Grijalva, who relied on the full-pay parental leave policies of her former employer, said the postpartum experience justifies the policy change.

“If I didn’t have (paid parental leave), it would have been really difficult for me to focus on what I needed to focus on,” she said. “It just completely and totally discounts what happens when a child comes home and the kind of bonding that has to happen and the kind of recovery. They’re life-changing experiences whether you’ve had children or not.”

At Tuesday’s meeting, Grijalva pushed to expand the paid leave to 12 weeks, which Scott said he’s “very supportive” of.
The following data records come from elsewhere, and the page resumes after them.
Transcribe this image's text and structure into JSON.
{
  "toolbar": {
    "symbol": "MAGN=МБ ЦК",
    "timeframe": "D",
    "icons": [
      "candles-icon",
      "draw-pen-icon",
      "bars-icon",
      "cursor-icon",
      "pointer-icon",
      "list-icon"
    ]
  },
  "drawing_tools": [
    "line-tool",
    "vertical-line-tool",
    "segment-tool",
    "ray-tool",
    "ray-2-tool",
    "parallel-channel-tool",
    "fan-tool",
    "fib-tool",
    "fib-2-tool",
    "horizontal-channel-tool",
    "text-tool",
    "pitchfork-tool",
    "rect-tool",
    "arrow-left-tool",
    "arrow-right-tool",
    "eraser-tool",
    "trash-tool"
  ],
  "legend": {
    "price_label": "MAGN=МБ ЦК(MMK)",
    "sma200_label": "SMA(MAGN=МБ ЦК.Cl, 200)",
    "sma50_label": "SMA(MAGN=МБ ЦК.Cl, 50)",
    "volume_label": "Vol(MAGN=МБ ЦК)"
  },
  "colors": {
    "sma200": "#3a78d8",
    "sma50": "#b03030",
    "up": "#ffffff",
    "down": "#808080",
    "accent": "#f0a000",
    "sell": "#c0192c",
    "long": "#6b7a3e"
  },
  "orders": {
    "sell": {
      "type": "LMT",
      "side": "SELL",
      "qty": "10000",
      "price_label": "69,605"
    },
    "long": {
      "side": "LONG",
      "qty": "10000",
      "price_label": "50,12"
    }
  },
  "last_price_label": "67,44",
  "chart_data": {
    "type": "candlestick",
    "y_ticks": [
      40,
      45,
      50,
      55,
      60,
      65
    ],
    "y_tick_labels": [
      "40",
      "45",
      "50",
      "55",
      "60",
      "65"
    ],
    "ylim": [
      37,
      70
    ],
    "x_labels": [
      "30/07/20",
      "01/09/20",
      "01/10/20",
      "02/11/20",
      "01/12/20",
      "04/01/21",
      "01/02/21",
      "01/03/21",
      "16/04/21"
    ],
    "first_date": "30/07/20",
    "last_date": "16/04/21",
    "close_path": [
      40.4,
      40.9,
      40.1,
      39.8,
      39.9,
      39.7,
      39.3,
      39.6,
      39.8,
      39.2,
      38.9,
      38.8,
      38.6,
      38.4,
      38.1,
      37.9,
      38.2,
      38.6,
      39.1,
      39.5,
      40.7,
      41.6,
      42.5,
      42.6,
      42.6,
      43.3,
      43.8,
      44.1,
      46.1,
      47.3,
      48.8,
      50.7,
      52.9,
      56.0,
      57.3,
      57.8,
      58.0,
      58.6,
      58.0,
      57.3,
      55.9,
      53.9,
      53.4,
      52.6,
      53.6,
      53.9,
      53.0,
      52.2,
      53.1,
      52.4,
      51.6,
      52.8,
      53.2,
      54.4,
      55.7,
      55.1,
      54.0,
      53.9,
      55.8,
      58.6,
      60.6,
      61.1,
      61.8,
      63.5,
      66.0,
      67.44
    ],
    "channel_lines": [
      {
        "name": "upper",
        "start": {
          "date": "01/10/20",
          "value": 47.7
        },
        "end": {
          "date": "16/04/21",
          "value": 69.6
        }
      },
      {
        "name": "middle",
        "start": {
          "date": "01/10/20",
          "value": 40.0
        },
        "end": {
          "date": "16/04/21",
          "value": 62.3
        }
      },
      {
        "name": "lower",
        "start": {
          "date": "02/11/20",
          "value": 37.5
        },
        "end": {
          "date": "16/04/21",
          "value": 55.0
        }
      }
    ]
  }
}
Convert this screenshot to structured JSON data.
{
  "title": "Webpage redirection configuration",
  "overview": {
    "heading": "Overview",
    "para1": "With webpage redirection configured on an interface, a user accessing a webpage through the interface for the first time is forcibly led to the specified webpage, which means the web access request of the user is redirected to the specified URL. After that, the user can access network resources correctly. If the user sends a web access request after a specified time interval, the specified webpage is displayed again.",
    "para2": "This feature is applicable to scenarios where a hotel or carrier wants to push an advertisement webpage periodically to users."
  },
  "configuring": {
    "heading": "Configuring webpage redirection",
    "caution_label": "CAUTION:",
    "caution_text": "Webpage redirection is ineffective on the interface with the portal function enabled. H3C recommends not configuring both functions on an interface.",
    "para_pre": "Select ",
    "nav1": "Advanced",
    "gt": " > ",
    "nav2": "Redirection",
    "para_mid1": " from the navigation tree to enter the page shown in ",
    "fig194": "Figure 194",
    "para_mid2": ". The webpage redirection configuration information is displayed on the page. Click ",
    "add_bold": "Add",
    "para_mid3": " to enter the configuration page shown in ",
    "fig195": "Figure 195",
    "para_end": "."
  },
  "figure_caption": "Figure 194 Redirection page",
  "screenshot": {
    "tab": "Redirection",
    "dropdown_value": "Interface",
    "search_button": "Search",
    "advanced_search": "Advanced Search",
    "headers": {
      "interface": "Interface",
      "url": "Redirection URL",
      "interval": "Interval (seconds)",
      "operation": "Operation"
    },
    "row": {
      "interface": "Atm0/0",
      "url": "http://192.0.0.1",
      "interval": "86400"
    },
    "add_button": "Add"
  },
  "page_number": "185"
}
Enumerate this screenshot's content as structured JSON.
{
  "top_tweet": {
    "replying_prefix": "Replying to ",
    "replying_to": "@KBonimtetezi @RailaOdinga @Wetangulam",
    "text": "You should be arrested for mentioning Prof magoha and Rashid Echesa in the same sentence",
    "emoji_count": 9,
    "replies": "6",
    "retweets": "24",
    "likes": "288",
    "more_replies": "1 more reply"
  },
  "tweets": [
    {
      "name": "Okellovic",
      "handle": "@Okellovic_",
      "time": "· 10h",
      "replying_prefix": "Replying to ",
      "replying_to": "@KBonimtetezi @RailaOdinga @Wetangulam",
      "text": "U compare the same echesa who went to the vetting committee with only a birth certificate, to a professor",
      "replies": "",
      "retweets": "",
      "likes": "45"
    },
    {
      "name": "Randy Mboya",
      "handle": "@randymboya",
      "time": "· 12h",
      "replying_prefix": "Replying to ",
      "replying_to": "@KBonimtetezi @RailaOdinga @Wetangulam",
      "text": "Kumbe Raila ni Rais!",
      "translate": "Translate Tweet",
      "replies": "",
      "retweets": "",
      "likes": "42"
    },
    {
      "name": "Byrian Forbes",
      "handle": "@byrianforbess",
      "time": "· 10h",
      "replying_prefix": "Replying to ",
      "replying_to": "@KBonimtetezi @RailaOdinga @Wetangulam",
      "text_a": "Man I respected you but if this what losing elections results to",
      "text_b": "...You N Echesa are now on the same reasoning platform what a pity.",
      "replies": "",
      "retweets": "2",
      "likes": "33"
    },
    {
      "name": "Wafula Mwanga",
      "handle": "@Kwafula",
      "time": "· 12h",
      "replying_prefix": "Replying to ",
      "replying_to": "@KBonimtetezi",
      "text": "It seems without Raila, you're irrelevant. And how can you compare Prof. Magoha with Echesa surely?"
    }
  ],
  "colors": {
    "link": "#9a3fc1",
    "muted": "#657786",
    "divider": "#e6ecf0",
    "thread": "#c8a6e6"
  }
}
“I’m going to be interested to see what we hear back from the administration about what the cost would be to extend the leave period at that 100% salary, and I’m supportive of that. Of course, I want to find out what the cost would be,” he said. “But I can’t imagine that it’s going to be that burdensome to the county, especially in comparison to what it’ll mean for our employees. And we should always be looking at the well-being of our employees.”